Que la farce soit avec les rugbymen qui participèrent aux Jeux de 1924 à Paris. Boycotté par les nations britanniques, la Nouvelle-Zélande, l’Australie et l’Afrique du Sud, qui considéraient le rugby comme un sport d’hiver, ce tournoi olympique ne rassemble que… trois équipes, dont l’une, la Roumanie passe à l’essoreuse française (61-3) puis américaine (37-0). France et Etats-Unis se retrouvent en finale. Un match engagé, euphémisera-t-on, largement dominé (17-3) par les Américains contre des Français qui finissent la rencontre à 13, après la sortie de deux des leurs sur blessures (il n’y avait pas de remplacement à l’époque).

Chauffé à blanc par la presse qui a présenté ce match comme une opposition entre des brutes épaisses, étrangères à la science du rugby et dont la tactique primaire serait de détruire l’opposant (les Américains), et des artistes épuisés par une longue saison (les Français), le public de Colombes ne supporte pas de voir leurs favoris broyés en mêlée, découpés par les plaquages, emportés par la puissance adverse. Sur la pelouse, les Coqs, qui ne s’imaginaient certainement pas dominés par une bande de basketteurs ou de footballeurs (américains) tout juste initiés au rugby, sont piqués dans leur orgueil et ouvrent la boîte à gifles. De viril mais correct, le match passe à viril seulement. Les bagarres se multiplient. Dans les tribunes, cela dégénère en parties de bourre-pifs. Les supporters américains sont pris à partie, les Français ne supportant pas leur enthousiasme exubérant. De cet après-midi sordide, on retiendra aussi une phrase. On ne sait pas vraiment qui, de l’ailier Adolphe Jauréguy, ou du deuxième ligne américain mais international français Allan Henry Muhr, l’a prononcée. Mais elle résume parfaitement la pièce gore qui s’est jouée jour-là dans les tribunes de Colombes : «C’est ce qu’on peut faire de mieux sans couteaux ni revolvers.» Depuis, on n’a pas revu de rugby à XV aux JO.

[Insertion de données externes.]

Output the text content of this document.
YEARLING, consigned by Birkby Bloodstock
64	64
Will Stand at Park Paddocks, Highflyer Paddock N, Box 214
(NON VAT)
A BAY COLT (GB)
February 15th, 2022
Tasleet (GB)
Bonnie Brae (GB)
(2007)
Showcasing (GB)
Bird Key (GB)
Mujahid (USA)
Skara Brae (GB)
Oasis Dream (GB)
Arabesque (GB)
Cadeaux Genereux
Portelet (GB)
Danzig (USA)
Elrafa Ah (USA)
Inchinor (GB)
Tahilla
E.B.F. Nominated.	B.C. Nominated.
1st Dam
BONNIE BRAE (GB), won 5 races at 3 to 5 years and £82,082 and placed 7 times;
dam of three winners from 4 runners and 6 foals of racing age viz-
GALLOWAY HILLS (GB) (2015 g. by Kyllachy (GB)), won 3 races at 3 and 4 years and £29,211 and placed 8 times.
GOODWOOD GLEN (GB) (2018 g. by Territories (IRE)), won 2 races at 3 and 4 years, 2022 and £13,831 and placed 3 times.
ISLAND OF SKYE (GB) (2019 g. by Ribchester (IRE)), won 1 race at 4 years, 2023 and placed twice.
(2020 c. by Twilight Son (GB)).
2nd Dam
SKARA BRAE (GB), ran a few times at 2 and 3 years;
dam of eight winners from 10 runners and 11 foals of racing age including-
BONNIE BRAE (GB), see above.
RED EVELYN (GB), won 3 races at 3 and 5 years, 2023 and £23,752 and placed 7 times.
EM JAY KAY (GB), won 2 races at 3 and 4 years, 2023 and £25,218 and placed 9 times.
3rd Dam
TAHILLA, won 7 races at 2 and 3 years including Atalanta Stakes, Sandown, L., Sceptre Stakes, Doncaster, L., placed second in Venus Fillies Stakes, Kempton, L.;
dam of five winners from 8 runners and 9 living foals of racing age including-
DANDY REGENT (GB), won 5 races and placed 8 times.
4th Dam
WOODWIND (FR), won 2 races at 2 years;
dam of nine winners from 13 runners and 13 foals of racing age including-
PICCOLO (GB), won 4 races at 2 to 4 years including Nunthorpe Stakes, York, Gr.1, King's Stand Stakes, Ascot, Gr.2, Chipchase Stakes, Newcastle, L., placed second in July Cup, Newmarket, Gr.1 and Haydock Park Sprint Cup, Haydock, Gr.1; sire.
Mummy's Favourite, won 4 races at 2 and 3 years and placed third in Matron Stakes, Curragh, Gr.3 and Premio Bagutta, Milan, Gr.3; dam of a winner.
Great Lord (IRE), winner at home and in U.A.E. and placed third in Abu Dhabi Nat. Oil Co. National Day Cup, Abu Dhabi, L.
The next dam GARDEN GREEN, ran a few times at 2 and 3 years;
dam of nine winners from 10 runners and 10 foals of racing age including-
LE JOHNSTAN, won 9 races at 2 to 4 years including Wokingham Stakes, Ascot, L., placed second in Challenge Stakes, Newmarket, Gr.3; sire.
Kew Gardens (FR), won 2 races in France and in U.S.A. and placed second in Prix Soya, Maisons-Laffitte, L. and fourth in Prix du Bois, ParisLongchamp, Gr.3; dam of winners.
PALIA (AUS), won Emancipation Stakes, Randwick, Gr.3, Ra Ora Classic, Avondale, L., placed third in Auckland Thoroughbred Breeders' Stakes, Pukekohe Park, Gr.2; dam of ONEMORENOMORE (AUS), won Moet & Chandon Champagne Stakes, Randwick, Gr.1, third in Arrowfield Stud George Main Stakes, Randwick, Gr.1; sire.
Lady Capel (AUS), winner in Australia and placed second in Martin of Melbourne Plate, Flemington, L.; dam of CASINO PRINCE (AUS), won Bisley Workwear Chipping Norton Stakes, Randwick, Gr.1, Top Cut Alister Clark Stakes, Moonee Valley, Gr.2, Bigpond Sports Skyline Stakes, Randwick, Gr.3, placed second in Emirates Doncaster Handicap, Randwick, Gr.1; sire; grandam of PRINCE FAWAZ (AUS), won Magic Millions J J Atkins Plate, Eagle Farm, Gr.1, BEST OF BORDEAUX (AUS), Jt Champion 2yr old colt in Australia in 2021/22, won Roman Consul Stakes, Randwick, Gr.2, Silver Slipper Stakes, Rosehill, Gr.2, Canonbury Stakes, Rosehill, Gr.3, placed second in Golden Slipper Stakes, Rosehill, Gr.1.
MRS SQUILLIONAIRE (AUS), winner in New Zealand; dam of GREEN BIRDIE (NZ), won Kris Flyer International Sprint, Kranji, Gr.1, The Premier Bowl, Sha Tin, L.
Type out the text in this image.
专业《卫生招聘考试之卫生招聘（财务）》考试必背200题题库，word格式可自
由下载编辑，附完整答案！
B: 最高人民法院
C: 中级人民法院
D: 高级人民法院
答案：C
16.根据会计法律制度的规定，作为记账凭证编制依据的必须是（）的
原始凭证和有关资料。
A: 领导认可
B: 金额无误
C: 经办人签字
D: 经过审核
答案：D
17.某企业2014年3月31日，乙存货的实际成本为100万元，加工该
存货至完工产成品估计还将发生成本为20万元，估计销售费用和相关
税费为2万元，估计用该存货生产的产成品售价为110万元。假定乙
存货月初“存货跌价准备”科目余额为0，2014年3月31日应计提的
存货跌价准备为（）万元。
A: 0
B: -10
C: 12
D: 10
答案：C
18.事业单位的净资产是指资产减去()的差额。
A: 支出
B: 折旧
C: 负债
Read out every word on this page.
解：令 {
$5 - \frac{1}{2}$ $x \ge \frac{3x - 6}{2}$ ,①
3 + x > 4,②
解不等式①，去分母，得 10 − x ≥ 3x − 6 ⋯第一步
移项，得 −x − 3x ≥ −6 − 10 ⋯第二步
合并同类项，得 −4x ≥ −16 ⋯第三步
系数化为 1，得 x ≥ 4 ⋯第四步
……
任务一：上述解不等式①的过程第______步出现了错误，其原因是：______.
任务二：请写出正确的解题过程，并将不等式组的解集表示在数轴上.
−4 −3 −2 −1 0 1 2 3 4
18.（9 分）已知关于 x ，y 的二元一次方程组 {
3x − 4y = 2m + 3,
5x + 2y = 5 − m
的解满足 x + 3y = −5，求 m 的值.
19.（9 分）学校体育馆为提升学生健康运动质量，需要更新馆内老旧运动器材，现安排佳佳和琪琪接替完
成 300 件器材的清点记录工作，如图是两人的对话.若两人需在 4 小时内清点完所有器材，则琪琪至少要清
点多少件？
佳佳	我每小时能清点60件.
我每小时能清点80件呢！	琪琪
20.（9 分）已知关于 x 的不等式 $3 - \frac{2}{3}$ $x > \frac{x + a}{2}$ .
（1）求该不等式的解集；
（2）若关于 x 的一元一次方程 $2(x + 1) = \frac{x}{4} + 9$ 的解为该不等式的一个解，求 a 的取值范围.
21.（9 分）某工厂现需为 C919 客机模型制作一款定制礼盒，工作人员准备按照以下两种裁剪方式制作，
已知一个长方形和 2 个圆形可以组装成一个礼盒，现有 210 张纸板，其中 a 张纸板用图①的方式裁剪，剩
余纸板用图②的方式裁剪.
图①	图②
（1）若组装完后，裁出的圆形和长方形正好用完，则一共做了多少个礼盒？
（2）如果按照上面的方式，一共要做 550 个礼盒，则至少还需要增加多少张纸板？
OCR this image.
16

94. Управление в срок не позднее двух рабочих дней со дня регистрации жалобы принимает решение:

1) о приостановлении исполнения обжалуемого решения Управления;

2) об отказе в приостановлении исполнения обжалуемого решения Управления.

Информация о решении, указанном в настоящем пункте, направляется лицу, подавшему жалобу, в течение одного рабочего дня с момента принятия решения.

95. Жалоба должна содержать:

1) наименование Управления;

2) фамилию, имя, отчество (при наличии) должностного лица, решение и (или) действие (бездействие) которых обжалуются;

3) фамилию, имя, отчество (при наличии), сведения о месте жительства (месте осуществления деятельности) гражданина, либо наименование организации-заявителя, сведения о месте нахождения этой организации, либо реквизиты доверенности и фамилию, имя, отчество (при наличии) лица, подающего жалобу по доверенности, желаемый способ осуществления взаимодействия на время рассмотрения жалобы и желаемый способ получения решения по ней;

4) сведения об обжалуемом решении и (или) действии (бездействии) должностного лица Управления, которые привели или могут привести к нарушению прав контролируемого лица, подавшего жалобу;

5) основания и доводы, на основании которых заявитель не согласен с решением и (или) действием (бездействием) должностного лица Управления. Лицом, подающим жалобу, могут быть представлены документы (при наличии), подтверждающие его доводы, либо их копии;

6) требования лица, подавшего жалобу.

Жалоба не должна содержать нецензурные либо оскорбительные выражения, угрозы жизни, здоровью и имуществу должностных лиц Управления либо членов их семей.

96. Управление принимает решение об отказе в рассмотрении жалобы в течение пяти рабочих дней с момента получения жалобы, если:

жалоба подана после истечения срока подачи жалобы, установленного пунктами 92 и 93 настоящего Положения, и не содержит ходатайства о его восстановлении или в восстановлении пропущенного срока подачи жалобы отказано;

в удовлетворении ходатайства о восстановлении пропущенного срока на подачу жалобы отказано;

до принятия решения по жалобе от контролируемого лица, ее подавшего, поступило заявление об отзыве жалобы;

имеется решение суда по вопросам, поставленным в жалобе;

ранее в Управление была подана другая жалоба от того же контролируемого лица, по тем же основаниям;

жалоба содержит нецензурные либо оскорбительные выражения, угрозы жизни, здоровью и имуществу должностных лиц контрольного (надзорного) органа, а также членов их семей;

Pour l’Excelsior du 19 mai 1924, rien ne justifiait les débordements car la victoire américaine était «largement méritée». «Elle fut remportée par une équipe qui domina son adversaire dans tous les départements du jeu, et qui le fit de la façon la plus nette, la plus loyale, la plus correcte et la plus sportive. Les Américains avaient fait traverser l’Atlantique à un team qui, à son départ, ne connaissait pas grand-chose du rugby, mais qui dès son arrivée en Europe, se mit à l’ouvrage, s’entraîna sans répit, […] et qui, de plus, se présenta dans une condition physique absolument parfaite. […] Le public protesta – et il eut tort – parce qu’il fut particulièrement injuste d’accuser les Américains de brutalités qu’ils ne commirent pas. Ils jouèrent sec, c’est entendu, comme les règles du rugby le permettent, mais jamais méchamment ni déloyalement, et nous regrettons sincèrement que son chauvinisme l’ait poussé à des manifestations regrettables.»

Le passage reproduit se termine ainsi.